Car insurance premiums hit a six-year low in 2021, but prices could well increase in the coming months. That’s according to the Association of British Insurers (ABI), which has published its latest Motor Insurance Premium Tracker results, which records how much customers pay for cover, rather than what they’re quoted.
The figures show the average price paid for a year’s fully comprehensive car insurance came to £434. That’s a reduction of seven percent compared to the 2020 average, and the lowest annual average since 2015.

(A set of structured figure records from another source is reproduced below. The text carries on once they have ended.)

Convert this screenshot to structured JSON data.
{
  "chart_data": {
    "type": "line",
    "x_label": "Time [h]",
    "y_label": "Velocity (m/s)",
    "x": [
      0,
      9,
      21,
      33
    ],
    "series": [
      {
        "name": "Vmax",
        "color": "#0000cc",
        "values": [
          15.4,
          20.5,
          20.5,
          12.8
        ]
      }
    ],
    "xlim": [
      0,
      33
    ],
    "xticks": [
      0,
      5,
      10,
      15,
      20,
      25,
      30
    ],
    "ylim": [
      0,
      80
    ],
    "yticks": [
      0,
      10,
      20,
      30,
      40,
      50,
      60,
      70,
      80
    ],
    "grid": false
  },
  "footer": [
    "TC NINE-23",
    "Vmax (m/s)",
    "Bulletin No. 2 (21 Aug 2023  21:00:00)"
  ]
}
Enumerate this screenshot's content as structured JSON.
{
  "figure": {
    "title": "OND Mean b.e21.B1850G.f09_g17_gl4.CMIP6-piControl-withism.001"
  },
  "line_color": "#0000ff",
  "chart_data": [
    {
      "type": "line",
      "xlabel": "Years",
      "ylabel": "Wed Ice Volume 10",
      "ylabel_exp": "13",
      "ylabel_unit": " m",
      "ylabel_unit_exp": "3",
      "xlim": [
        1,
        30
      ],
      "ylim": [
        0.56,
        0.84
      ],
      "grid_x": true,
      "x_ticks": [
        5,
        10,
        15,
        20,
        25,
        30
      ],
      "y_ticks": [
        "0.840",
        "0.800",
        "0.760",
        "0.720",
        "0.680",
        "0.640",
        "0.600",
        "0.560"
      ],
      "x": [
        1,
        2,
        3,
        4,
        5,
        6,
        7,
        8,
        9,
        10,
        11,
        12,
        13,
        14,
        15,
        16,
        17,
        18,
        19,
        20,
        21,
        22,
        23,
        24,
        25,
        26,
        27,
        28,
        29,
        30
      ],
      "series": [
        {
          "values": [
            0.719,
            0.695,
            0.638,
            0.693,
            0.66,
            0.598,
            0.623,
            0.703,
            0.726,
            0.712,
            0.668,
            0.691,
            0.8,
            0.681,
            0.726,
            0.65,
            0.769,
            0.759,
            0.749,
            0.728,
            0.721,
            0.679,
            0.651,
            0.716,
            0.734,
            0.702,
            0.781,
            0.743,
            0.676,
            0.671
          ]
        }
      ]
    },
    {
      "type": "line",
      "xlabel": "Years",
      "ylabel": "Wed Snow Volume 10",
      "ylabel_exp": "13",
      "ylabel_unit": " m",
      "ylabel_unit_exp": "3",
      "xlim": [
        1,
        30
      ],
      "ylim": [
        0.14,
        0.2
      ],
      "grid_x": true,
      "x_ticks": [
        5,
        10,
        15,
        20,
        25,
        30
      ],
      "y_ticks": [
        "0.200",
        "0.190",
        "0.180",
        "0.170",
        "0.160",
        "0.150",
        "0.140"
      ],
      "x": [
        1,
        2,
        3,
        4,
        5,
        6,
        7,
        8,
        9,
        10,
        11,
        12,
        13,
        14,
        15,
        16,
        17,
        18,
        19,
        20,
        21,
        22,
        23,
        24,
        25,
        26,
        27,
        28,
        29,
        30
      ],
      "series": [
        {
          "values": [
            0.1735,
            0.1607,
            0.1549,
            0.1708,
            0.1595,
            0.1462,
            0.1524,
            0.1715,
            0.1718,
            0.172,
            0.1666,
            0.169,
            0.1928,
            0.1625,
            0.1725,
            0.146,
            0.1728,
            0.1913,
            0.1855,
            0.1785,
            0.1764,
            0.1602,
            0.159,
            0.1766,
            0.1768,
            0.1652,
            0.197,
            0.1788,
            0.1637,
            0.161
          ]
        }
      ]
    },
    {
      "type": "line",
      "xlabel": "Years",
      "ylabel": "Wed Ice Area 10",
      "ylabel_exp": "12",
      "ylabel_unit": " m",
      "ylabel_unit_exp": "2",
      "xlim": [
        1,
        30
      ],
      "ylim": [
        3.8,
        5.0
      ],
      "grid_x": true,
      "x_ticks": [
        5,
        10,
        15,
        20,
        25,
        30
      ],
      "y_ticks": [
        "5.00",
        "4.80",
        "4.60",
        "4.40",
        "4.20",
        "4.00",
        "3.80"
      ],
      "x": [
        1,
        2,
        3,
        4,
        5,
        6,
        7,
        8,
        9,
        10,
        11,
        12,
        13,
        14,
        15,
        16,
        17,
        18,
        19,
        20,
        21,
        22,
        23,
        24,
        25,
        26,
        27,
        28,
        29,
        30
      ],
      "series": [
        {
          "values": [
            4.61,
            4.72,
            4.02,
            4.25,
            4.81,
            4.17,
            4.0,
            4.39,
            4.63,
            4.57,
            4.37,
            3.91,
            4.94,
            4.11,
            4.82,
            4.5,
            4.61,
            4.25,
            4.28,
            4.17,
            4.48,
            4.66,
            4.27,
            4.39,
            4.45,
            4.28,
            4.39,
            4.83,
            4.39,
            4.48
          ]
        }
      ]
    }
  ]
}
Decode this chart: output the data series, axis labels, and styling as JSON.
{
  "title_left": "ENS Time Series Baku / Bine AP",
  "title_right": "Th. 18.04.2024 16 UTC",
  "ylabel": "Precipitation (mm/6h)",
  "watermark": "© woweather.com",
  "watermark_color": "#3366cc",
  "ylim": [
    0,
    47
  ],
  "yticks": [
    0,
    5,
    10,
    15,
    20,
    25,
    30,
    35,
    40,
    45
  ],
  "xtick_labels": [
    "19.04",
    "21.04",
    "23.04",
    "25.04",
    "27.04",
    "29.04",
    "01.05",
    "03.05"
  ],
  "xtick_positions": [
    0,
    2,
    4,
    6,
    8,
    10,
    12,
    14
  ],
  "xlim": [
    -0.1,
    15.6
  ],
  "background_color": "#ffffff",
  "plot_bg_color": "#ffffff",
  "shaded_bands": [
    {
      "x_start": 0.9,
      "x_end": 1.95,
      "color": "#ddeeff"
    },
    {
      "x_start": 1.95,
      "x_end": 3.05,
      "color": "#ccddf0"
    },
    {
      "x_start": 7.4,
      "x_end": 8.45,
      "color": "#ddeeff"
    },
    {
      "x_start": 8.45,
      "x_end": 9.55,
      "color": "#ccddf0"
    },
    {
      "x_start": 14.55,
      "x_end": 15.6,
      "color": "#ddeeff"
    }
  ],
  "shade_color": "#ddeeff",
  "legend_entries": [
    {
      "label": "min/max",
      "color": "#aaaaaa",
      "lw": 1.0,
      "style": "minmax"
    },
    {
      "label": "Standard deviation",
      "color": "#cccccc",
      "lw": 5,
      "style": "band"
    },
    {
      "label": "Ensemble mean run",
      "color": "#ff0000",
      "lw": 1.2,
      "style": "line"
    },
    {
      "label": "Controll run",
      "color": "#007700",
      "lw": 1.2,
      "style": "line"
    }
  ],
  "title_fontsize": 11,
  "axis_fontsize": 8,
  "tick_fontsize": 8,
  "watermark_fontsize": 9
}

However, looking at the final few months of 2021 paints a slightly different picture. During the fourth quarter of the year, prices rose by £11 on the previous quarter, to £440, but that figure was still three percent lower than during the same quarter of 2020.
The ABI says the rise in premiums during the final quarter of 2021 suggests “continued cost pressures on insurers could be starting to filter through into the cost of cover”. Between 2015 and 2020, the average amount paid for damage to policyholders’ vehicles increased by 59 percent, while the average paid to third parties for damage to their vehicles rose by 32 percent – a huge cost increase for insurers.
At the same time, supply chain issues that are impacting other sectors are also causing some delays for repairers trying to access some replacement parts. And with road traffic levels returning to levels seen before the coronavirus lockdowns, claims are expected to increase in 2022.
What’s more, the Financial Conduct Authority (FCA) introduced new rules about car and home insurance pricing for new customers, preventing existing customers from being charged more than equivalent new customers. It’s thought these rules will see insurance prices rise as companies are forced to reduce the discounts offered to new customers.
“While we expect the motor insurance market to remain highly competitive in 2022, rising costs for parts, repairs and other supplies and services will continue to put pressure on premiums for motor insurance for both new and existing customers,” said Laura Hughes, the ABI’s manager for general insurance.
“Insurers appreciate that many households are facing a cost-of-living squeeze with rising household bills as costs rise in other areas of the economy, and they will be doing all they can to ensure competitively priced motor insurance, in the face of the variety of cost pressures faced. While the FCA pricing rule changes may well lead to fewer introductory discounts, it should still pay to shop around for the best deal for your needs.”